AI Security Report 2024: Explore Key AI Trends and Risks

Key Findings

  • Explosive AI growth: Enterprise AI/ML transactions surged by 595% between April 2023 and January 2024.
  • Concurrent rise in blocked AI traffic: Even as enterprise AI usage accelerates, enterprises block 18.5% of all AI transactions, a 577% increase signaling rising security concerns. 
  • Primary industries driving AI traffic: manufacturing accounts for 21% of all AI transactions in the Zscaler security cloud, followed by Finance and Insurance (20%) and Services (17%).
  • Clear AI leaders: the most popular AI/ML applications for enterprises by transaction volume are ChatGPT, Drift, OpenAI, Writer, and LivePerson.
  • Global AI adoption: the top five countries generating the most enterprise AI transactions are the US, India, the UK, Australia, and Japan.
  • A new AI threat landscape: AI is empowering threat actors in unprecedented ways, including for AI-driven phishing campaigns, deepfakes and social engineering attacks, polymorphic ransomware, enterprise attack surface discovery, exploit generation, and more.

The new era of AI-driven threats

The risks of AI are bi-directional: from outside enterprise walls, businesses face a continuous wave of threats that now includes AI-driven attacks. The reality is that virtually every type of existing threat can be aided by AI, which translates to attacks being launched at unprecedented speed, sophistication, and scale. Meanwhile, the future possibilities are limitless — meaning that enterprises face an unknown set of unknowns, when it comes to AI-driven cyber attacks. 
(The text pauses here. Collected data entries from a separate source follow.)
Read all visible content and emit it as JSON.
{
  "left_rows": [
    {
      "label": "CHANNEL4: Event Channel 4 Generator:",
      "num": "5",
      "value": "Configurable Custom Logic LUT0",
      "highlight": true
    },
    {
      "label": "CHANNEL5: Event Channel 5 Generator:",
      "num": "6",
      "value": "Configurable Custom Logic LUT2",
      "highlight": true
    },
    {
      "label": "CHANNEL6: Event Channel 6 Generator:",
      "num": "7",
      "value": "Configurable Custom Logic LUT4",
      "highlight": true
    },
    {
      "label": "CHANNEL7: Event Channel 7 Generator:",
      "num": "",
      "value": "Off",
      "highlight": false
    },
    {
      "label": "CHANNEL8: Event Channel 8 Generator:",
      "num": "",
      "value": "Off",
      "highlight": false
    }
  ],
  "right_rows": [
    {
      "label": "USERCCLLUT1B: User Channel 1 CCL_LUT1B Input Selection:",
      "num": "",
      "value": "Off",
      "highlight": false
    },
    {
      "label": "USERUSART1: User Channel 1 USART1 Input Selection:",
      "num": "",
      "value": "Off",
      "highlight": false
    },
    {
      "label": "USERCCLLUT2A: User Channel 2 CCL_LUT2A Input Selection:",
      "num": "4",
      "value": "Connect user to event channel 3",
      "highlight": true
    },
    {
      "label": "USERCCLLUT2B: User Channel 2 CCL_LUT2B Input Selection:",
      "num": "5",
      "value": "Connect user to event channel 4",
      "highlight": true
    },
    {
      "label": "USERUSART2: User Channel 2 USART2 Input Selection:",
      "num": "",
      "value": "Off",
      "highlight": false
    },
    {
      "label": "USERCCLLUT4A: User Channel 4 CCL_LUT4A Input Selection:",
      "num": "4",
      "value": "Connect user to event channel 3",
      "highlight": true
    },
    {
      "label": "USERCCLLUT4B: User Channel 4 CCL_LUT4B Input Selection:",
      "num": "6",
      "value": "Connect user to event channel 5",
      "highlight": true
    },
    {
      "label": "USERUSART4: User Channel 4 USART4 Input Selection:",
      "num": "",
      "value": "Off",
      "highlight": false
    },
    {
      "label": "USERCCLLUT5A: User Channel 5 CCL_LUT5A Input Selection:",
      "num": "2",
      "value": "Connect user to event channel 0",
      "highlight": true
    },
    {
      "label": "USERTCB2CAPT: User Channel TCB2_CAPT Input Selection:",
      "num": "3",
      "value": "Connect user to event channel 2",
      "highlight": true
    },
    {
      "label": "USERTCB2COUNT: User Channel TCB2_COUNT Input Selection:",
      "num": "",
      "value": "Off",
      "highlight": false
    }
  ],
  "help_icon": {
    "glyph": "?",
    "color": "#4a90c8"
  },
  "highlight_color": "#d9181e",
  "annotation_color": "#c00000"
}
ThreatLabz provides insights into numerous evolving threats types, including:

  • AI impersonation: AI deepfakes, sophisticated social engineering attacks, misinformation, and more.
  • AI-generated phishing campaigns: end to end campaign generation, along with a ThreatLabz case study in creating a phishing login page using ChatGPT — in seven simple prompts.
  • AI-driven malware and ransomware: how threat actors are leveraging AI automation across numerous stages of the attack chain.
  • Using ChatGPT to generate vulnerability exploits: ThreatLabz shows how easy it is to create exploit PoCs, in this case for Log4j (CVE-2021-44228) and Apache HTTPS server path traversal (CVE-2021-41773)
  • Dark chatbots: diving into the proliferation of dark web GPT models like FraudGPT and WormGPT that lack security guardrails.